As we grow in relationship with God, we grow in Christ-likeness: becoming more and more like Him who perfectly bore the image of God in human form (John 1:18; Colossians 1:15; Hebrews 1:3), reflecting this image in our relationships with others.
In the Bible, marriage is often used a metaphor for the relationship between Christ and the Church. This means marriage is a reflection of something more.
In Luke 20:34-36, Jesus says in heaven, there won’t be human marriage; there will be the wedding feast of the Lamb (Revelation 19:6-9), in which all is fulfilled in Christ—a relationship that is so much bigger, better, more; a relationship that nothing could ever surpass, because it will be complete and whole, lacking nothing. There will be joy and peace and belonging and delight and intimacy and trust and security and love in their realest, truest, most perfect forms.
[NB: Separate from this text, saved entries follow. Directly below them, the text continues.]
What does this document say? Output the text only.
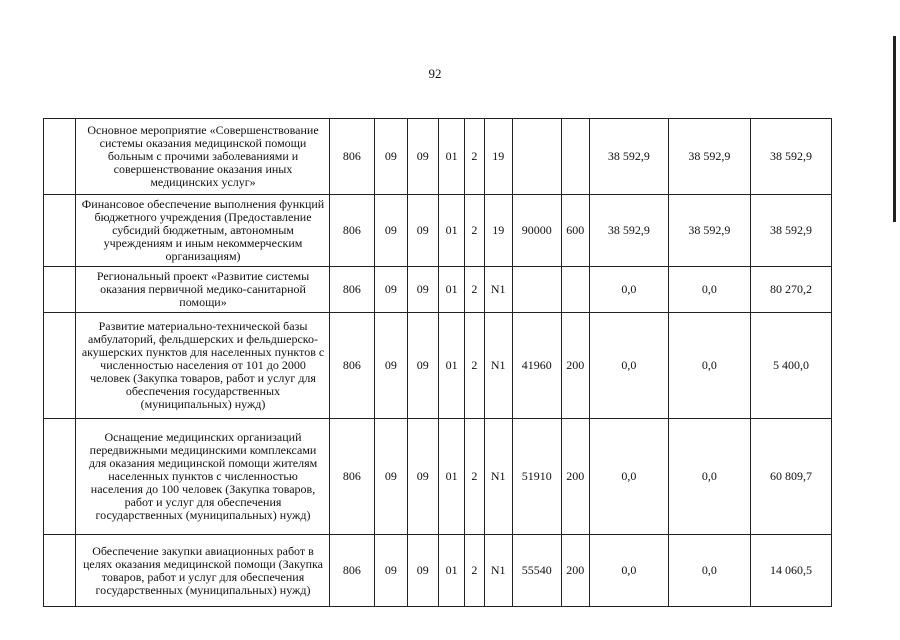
92
	Основное мероприятие «Совершенствование системы оказания медицинской помощи больным с прочими заболеваниями и совершенствование оказания иных медицинских услуг»	806	09	09	01	2	19			38 592,9	38 592,9	38 592,9
	Финансовое обеспечение выполнения функций бюджетного учреждения (Предоставление субсидий бюджетным, автономным учреждениям и иным некоммерческим организациям)	806	09	09	01	2	19	90000	600	38 592,9	38 592,9	38 592,9
	Региональный проект «Развитие системы оказания первичной медико-санитарной помощи»	806	09	09	01	2	N1			0,0	0,0	80 270,2
	Развитие материально-технической базы амбулаторий, фельдшерских и фельдшерско-акушерских пунктов для населенных пунктов с численностью населения от 101 до 2000 человек (Закупка товаров, работ и услуг для обеспечения государственных (муниципальных) нужд)	806	09	09	01	2	N1	41960	200	0,0	0,0	5 400,0
	Оснащение медицинских организаций передвижными медицинскими комплексами для оказания медицинской помощи жителям населенных пунктов с численностью населения до 100 человек (Закупка товаров, работ и услуг для обеспечения государственных (муниципальных) нужд)	806	09	09	01	2	N1	51910	200	0,0	0,0	60 809,7
	Обеспечение закупки авиационных работ в целях оказания медицинской помощи (Закупка товаров, работ и услуг для обеспечения государственных (муниципальных) нужд)	806	09	09	01	2	N1	55540	200	0,0	0,0	14 060,5
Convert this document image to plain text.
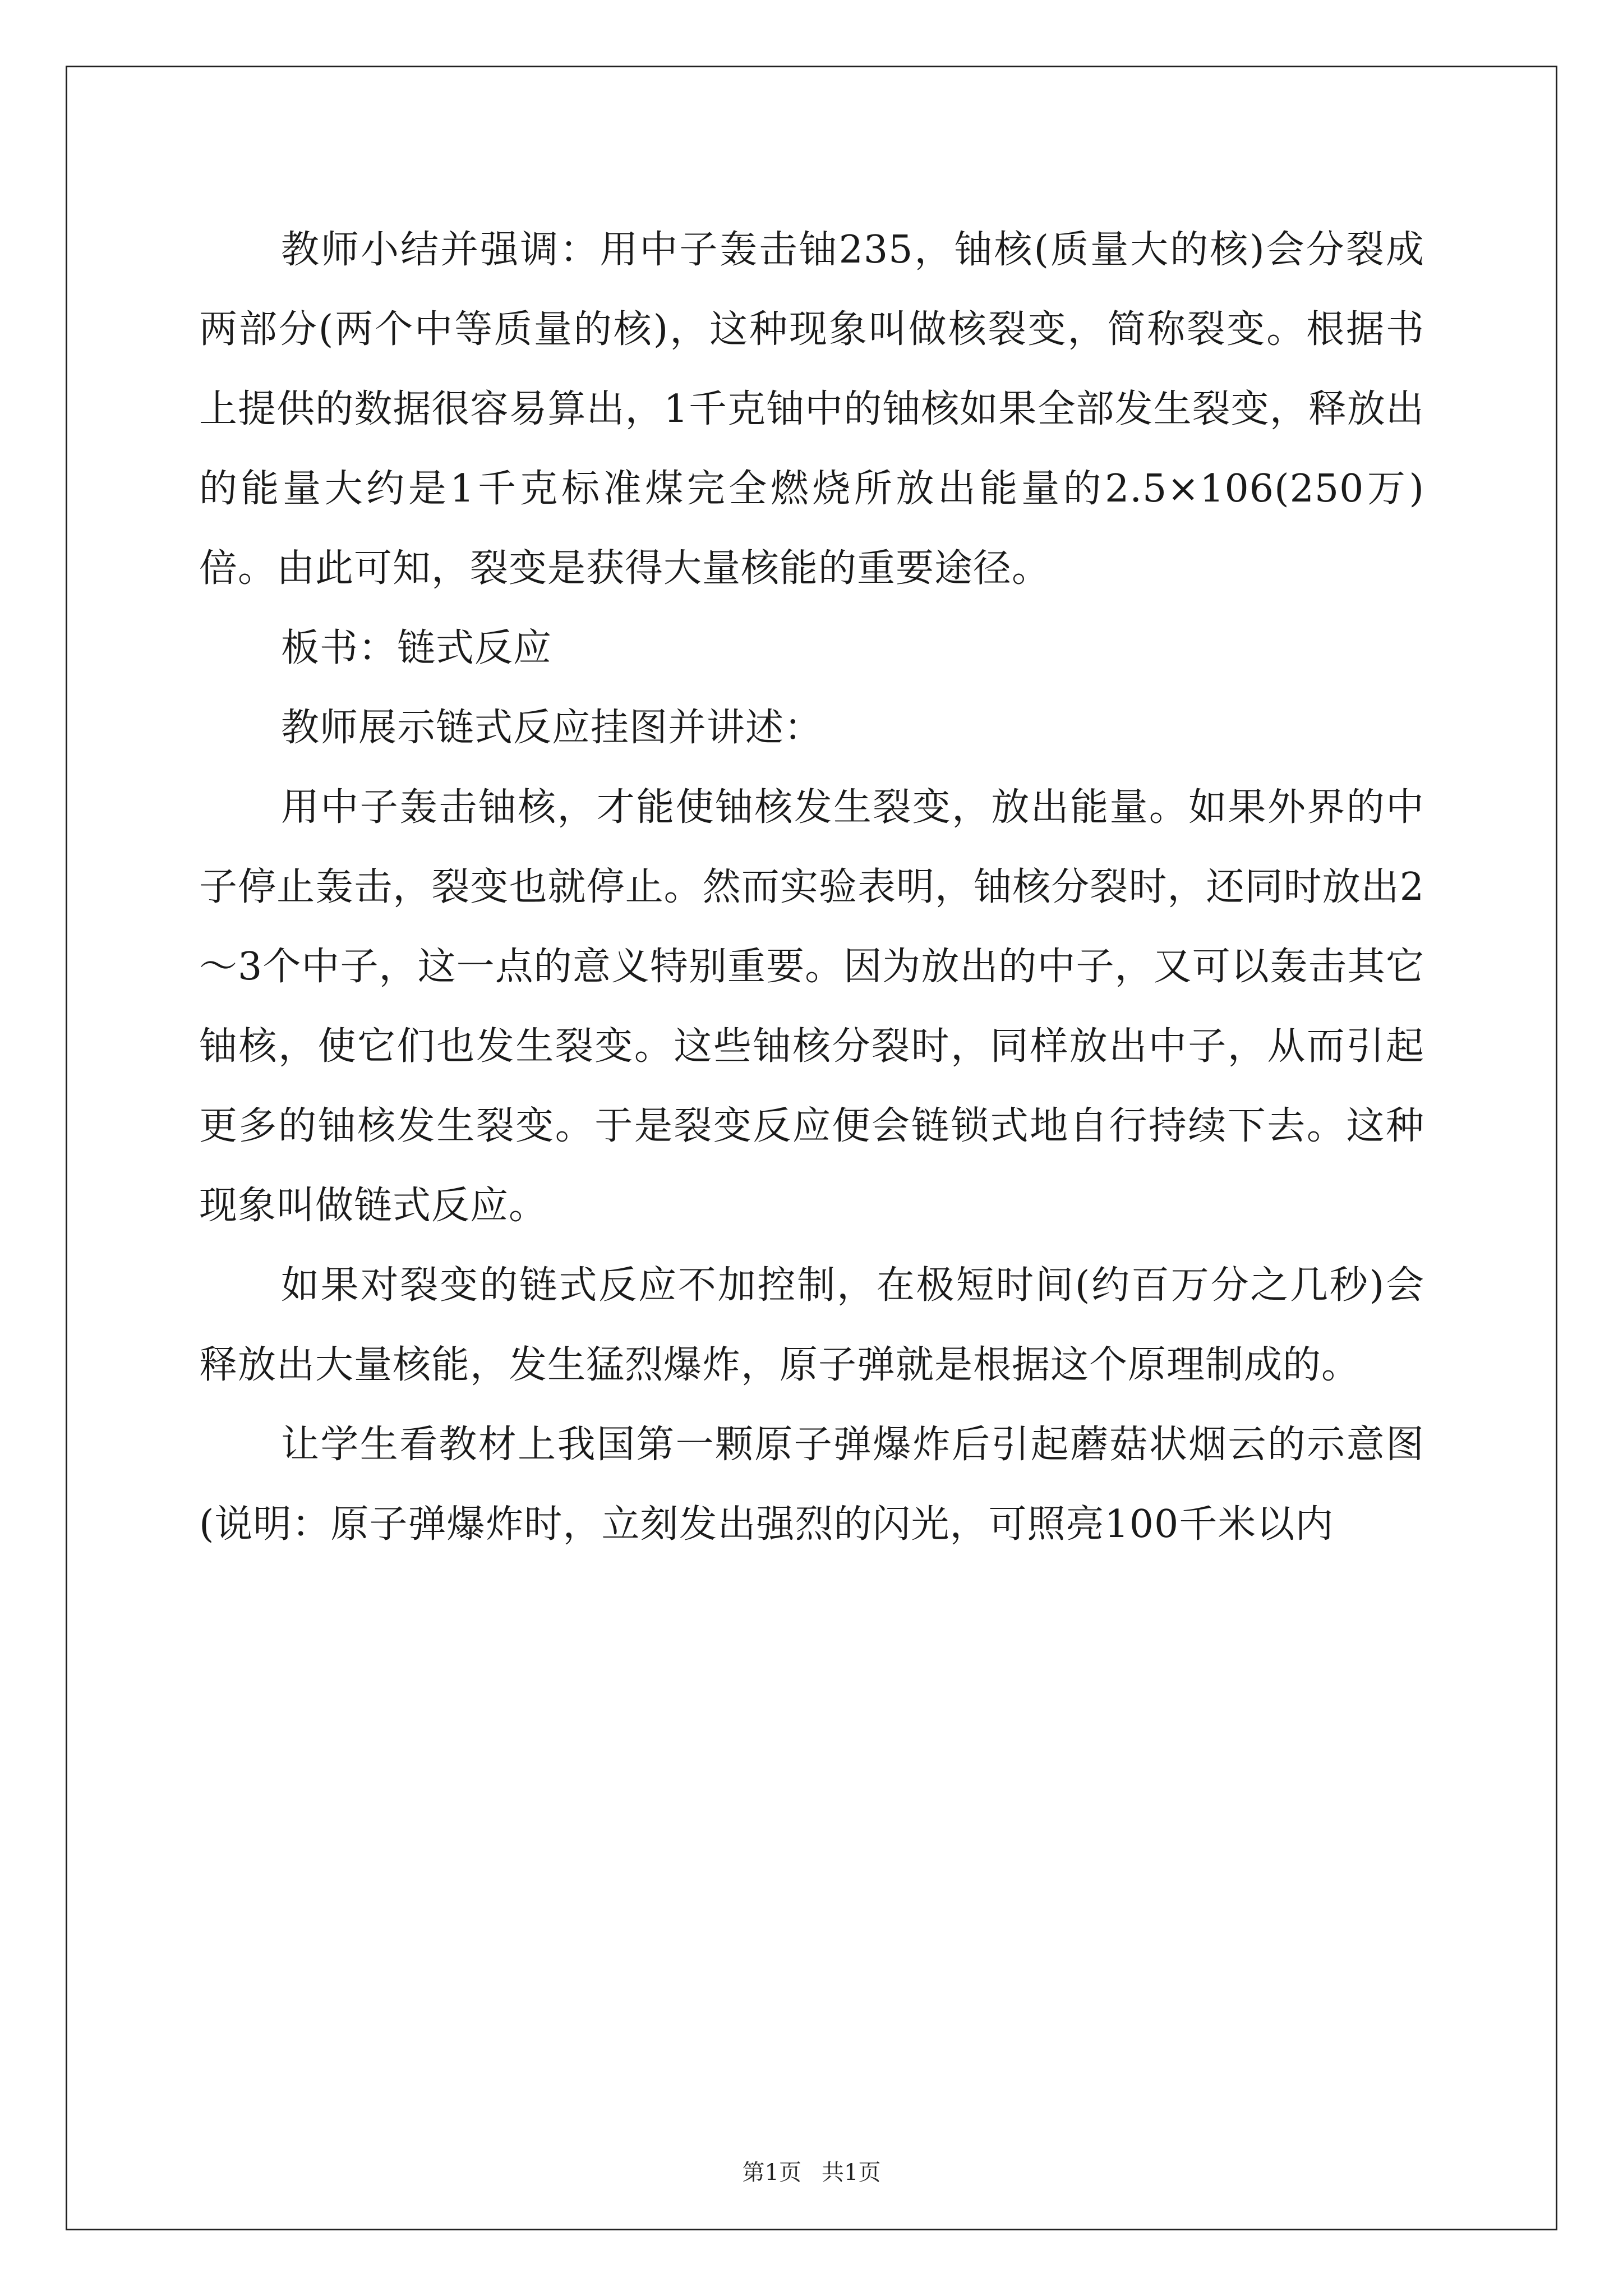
教师小结并强调：用中子轰击铀235，铀核(质量大的核)会分裂成两部分(两个中等质量的核)，这种现象叫做核裂变，简称裂变。根据书上提供的数据很容易算出，1千克铀中的铀核如果全部发生裂变，释放出的能量大约是1千克标准煤完全燃烧所放出能量的2.5×106(250万)倍。由此可知，裂变是获得大量核能的重要途径。

板书：链式反应

教师展示链式反应挂图并讲述：

用中子轰击铀核，才能使铀核发生裂变，放出能量。如果外界的中子停止轰击，裂变也就停止。然而实验表明，铀核分裂时，还同时放出2～3个中子，这一点的意义特别重要。因为放出的中子，又可以轰击其它铀核，使它们也发生裂变。这些铀核分裂时，同样放出中子，从而引起更多的铀核发生裂变。于是裂变反应便会链锁式地自行持续下去。这种现象叫做链式反应。

如果对裂变的链式反应不加控制，在极短时间(约百万分之几秒)会释放出大量核能，发生猛烈爆炸，原子弹就是根据这个原理制成的。

让学生看教材上我国第一颗原子弹爆炸后引起蘑菇状烟云的示意图(说明：原子弹爆炸时，立刻发出强烈的闪光，可照亮100千米以内

第1页 共1页
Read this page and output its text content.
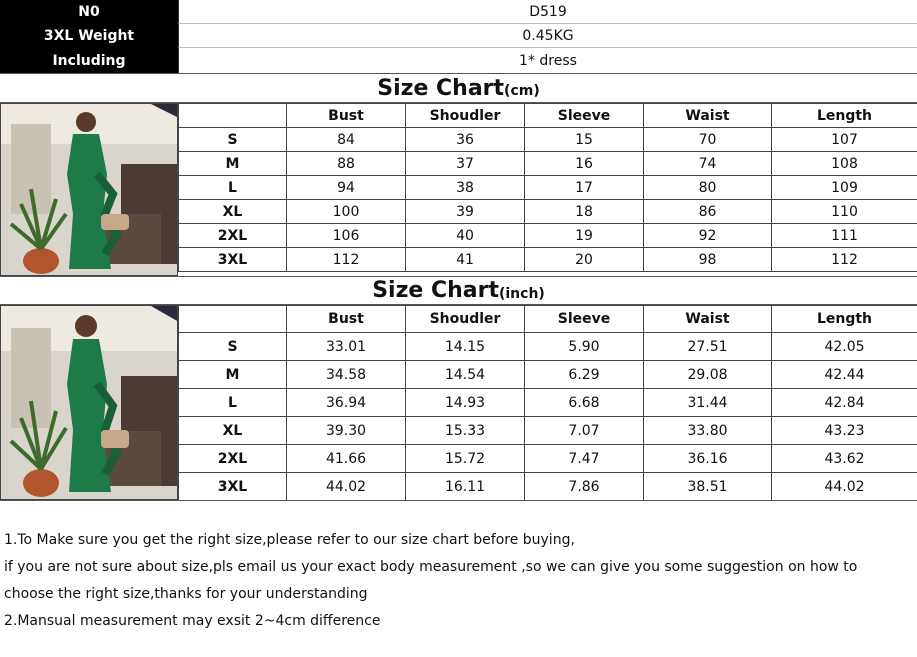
N0	D519
3XL Weight	0.45KG
Including	1* dress
Size Chart (cm)
	Bust	Shoudler	Sleeve	Waist	Length
S	84	36	15	70	107
M	88	37	16	74	108
L	94	38	17	80	109
XL	100	39	18	86	110
2XL	106	40	19	92	111
3XL	112	41	20	98	112
Size Chart (inch)
	Bust	Shoudler	Sleeve	Waist	Length
S	33.01	14.15	5.90	27.51	42.05
M	34.58	14.54	6.29	29.08	42.44
L	36.94	14.93	6.68	31.44	42.84
XL	39.30	15.33	7.07	33.80	43.23
2XL	41.66	15.72	7.47	36.16	43.62
3XL	44.02	16.11	7.86	38.51	44.02
1.To Make sure you get the right size,please refer to our size chart before buying,
if you are not sure about size,pls email us your exact body measurement ,so we can give you some suggestion on how to
choose the right size,thanks for your understanding
2.Mansual measurement may exsit 2~4cm difference
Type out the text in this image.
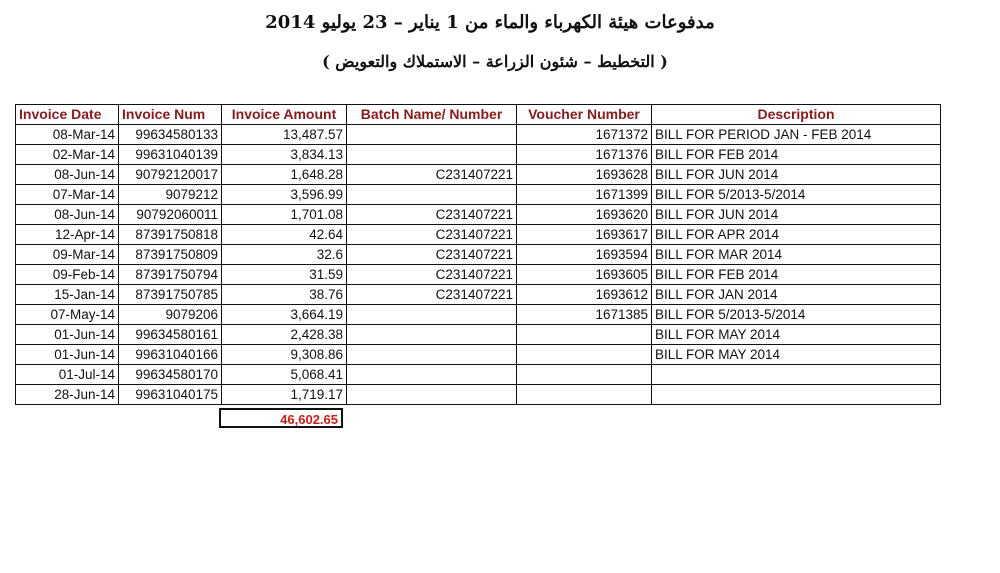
مدفوعات هيئة الكهرباء والماء من 1 يناير – 23 يوليو 2014
( التخطيط – شئون الزراعة – الاستملاك والتعويض )
Invoice Date	Invoice Num	Invoice Amount	Batch Name/ Number	Voucher Number	Description
08-Mar-14	99634580133	13,487.57		1671372	BILL FOR PERIOD JAN - FEB 2014
02-Mar-14	99631040139	3,834.13		1671376	BILL FOR FEB 2014
08-Jun-14	90792120017	1,648.28	C231407221	1693628	BILL FOR JUN 2014
07-Mar-14	9079212	3,596.99		1671399	BILL FOR 5/2013-5/2014
08-Jun-14	90792060011	1,701.08	C231407221	1693620	BILL FOR JUN 2014
12-Apr-14	87391750818	42.64	C231407221	1693617	BILL FOR APR 2014
09-Mar-14	87391750809	32.6	C231407221	1693594	BILL FOR MAR 2014
09-Feb-14	87391750794	31.59	C231407221	1693605	BILL FOR FEB 2014
15-Jan-14	87391750785	38.76	C231407221	1693612	BILL FOR JAN 2014
07-May-14	9079206	3,664.19		1671385	BILL FOR 5/2013-5/2014
01-Jun-14	99634580161	2,428.38			BILL FOR MAY 2014
01-Jun-14	99631040166	9,308.86			BILL FOR MAY 2014
01-Jul-14	99634580170	5,068.41			
28-Jun-14	99631040175	1,719.17			
46,602.65
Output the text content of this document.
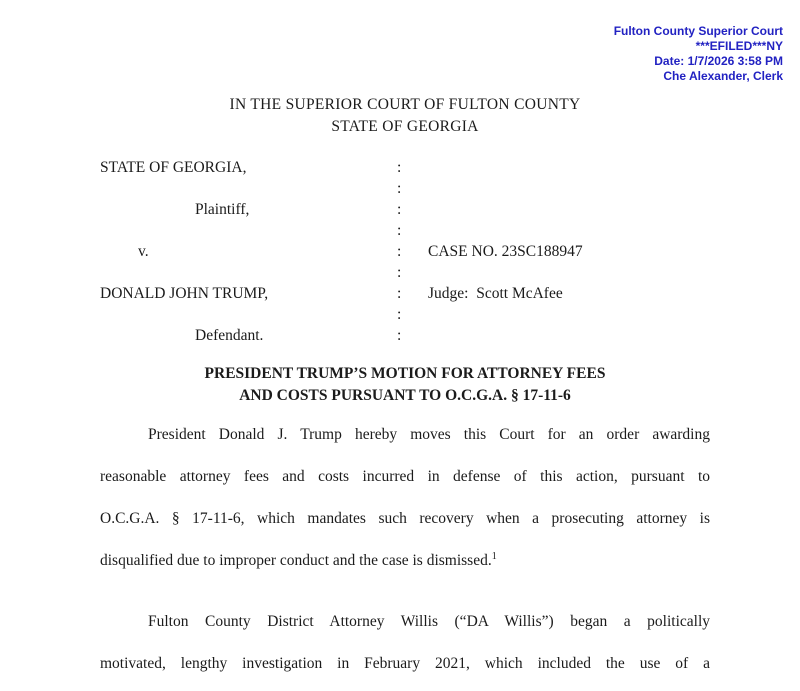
Fulton County Superior Court
***EFILED***NY
Date: 1/7/2026 3:58 PM
Che Alexander, Clerk
IN THE SUPERIOR COURT OF FULTON COUNTY
STATE OF GEORGIA
STATE OF GEORGIA,	:
:
Plaintiff,	:
:
v.	: CASE NO. 23SC188947
:
DONALD JOHN TRUMP,	: Judge:  Scott McAfee
:
Defendant.	:
PRESIDENT TRUMP’S MOTION FOR ATTORNEY FEES
AND COSTS PURSUANT TO O.C.G.A. § 17-11-6
President Donald J. Trump hereby moves this Court for an order awarding
reasonable attorney fees and costs incurred in defense of this action, pursuant to
O.C.G.A. § 17-11-6, which mandates such recovery when a prosecuting attorney is
disqualified due to improper conduct and the case is dismissed.$^1$
Fulton County District Attorney Willis (“DA Willis”) began a politically
motivated, lengthy investigation in February 2021, which included the use of a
This is the relationship, the love, for which we were created.
Singleness, too, can be a reflection of this deep, intimate, fulfilling relationship.
Because you are an image bearer of God, and your singleness is a reflection of the abundance and sufficiency of Christ; a testimony of a love that is deeper than romance, of a covenant that is more enduring than marriage, of intimacy that is closer than sex.
Our identity, our worth, our purpose is not in a relationship status.
Our identity is in Christ: defined by Christ, secure in Christ, a reflection of Christ.
And when we define ourselves by what God says about us, by who we are in Christ, by His promises to us, this redefines singleness from less-than and lacking, to abundant with joy, beauty, and purpose.
Yes, there’s still the stuff that’s hard about singleness.
But we can walk through it all with the assurance that we are loved and cared for, that we have purpose and belonging, that we are given goodness and grace.
Because our worth is in Christ. Abundant life is in Christ. He is the delight, the joy, the satisfaction, the fulfillment.
And our singleness reflects this truth as we know Him and make Him known.